Given a function $f(x,y)$ find the limit as $(x,y)\to(0,0)$

Question

If it exists, find

$$\lim_{(t,x)\to(0,0)}\frac{t^2\sin^2(x)}{2x^2+t^2}$$

Along the curves $x=mt,t=0,x=at^2,t=ax^2$ the limit approaches 0; the graph also makes $L=0$ seem correct.

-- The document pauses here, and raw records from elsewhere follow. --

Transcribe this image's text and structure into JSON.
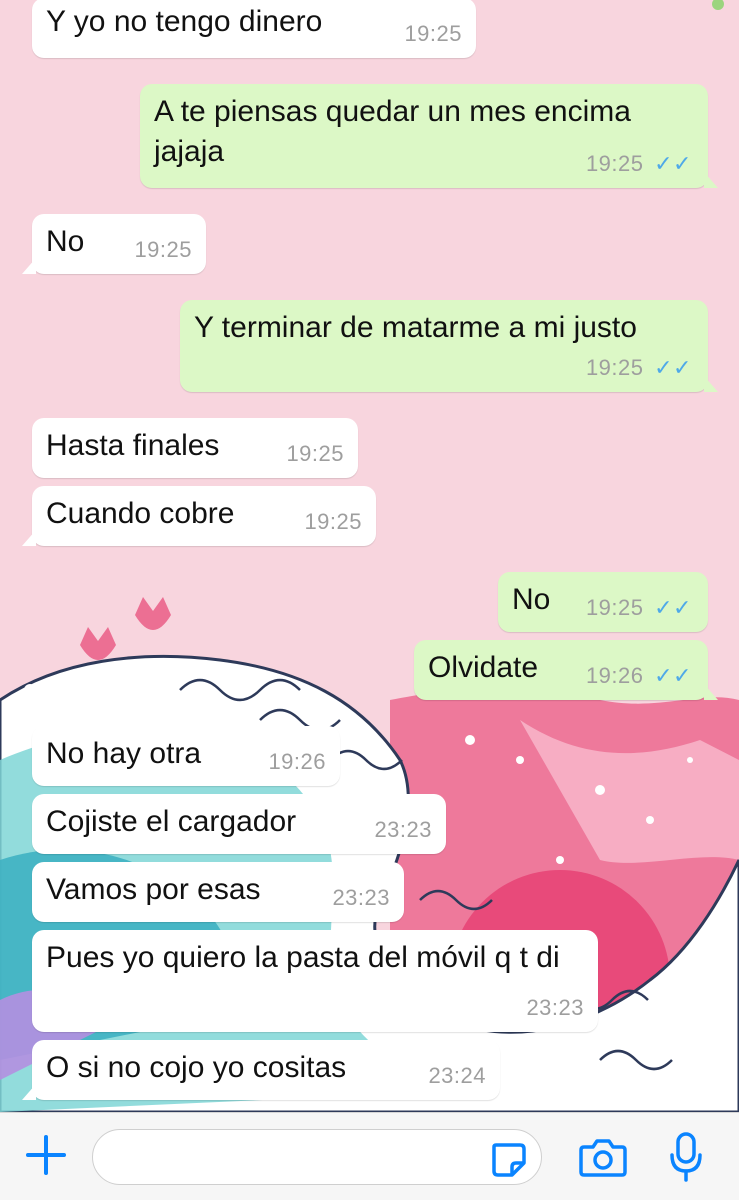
{
  "colors": {
    "background": "#f8d5de",
    "incoming_bubble": "#ffffff",
    "outgoing_bubble": "#dcf8c6",
    "read_ticks": "#4fa9e8",
    "accent": "#0a84ff"
  },
  "messages": [
    {
      "direction": "in",
      "text": "Y yo no tengo dinero",
      "time": "19:25"
    },
    {
      "direction": "out",
      "text": "A te piensas quedar un mes encima jajaja",
      "time": "19:25",
      "status": "read"
    },
    {
      "direction": "in",
      "text": "No",
      "time": "19:25"
    },
    {
      "direction": "out",
      "text": "Y terminar de matarme a mi justo",
      "time": "19:25",
      "status": "read"
    },
    {
      "direction": "in",
      "text": "Hasta finales",
      "time": "19:25"
    },
    {
      "direction": "in",
      "text": "Cuando cobre",
      "time": "19:25"
    },
    {
      "direction": "out",
      "text": "No",
      "time": "19:25",
      "status": "read"
    },
    {
      "direction": "out",
      "text": "Olvidate",
      "time": "19:26",
      "status": "read"
    },
    {
      "direction": "in",
      "text": "No hay otra",
      "time": "19:26"
    },
    {
      "direction": "in",
      "text": "Cojiste el cargador",
      "time": "23:23"
    },
    {
      "direction": "in",
      "text": "Vamos por esas",
      "time": "23:23"
    },
    {
      "direction": "in",
      "text": "Pues yo quiero la pasta del móvil q t di",
      "time": "23:23"
    },
    {
      "direction": "in",
      "text": "O si no cojo yo cositas",
      "time": "23:24"
    }
  ],
  "read_ticks_glyph": "✓✓",
  "input_bar": {
    "placeholder": "",
    "value": "",
    "icons": [
      "plus-icon",
      "sticker-icon",
      "camera-icon",
      "microphone-icon"
    ]
  }
}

So assuming that $L=0$, I start the epsilon delta proof: $$0<\sqrt{x^2+t^2}<\delta$$ $$\left|\frac{t^2\sin^2(x)}{2x^2+t^2}\right|<\epsilon$$

All attempts I did trying to find a $\delta$ for every $\epsilon$ have just end up circling around and accomplishing nothing. How am I supposed to complete this proof?

Answer 1

Use the Squeeze Theorem. Notice that $t^{2} < t^{2} + 2x^{2}$, so $$ \frac{t^{2}}{t^{2} + 2x^{2}} \leq 1$$ Then we have that $$ 0 \leq \left| \frac{t^{2}\sin^{2}{x}}{2x^{2} + t^{2}} \right| \leq |\sin^{2}{x}|$$ and you can apply the Squeeze Theorem accordingly, noting how $|\sin^{2}{x}|$ behaves as $t,x \rightarrow 0$

Answer 2

You can use the inequality $$|\frac{t^2 \sin^2(x)}{2x^2+t^2}| \le \frac{t^2x^2}{x^2+t^2} \le \frac{t^2x^2}{2|xt|}=\frac{|xt|}{2}$$

Answer 3

Given $\epsilon >0$ we have

$$\begin{align} \left|\frac{t^2\sin^2 x}{2x^2+t^2}\right|&\le \frac{t^2\,x^2}{x^2+t^2}\\\\ &\le \frac{(x^2+t^2)^2}{x^2+t^2}\\\\ &=x^2+t^2\\\\ &<\epsilon \end{align}$$

whenever $\sqrt{x^2+t^2}<\delta=\sqrt{\epsilon}$. And we are done!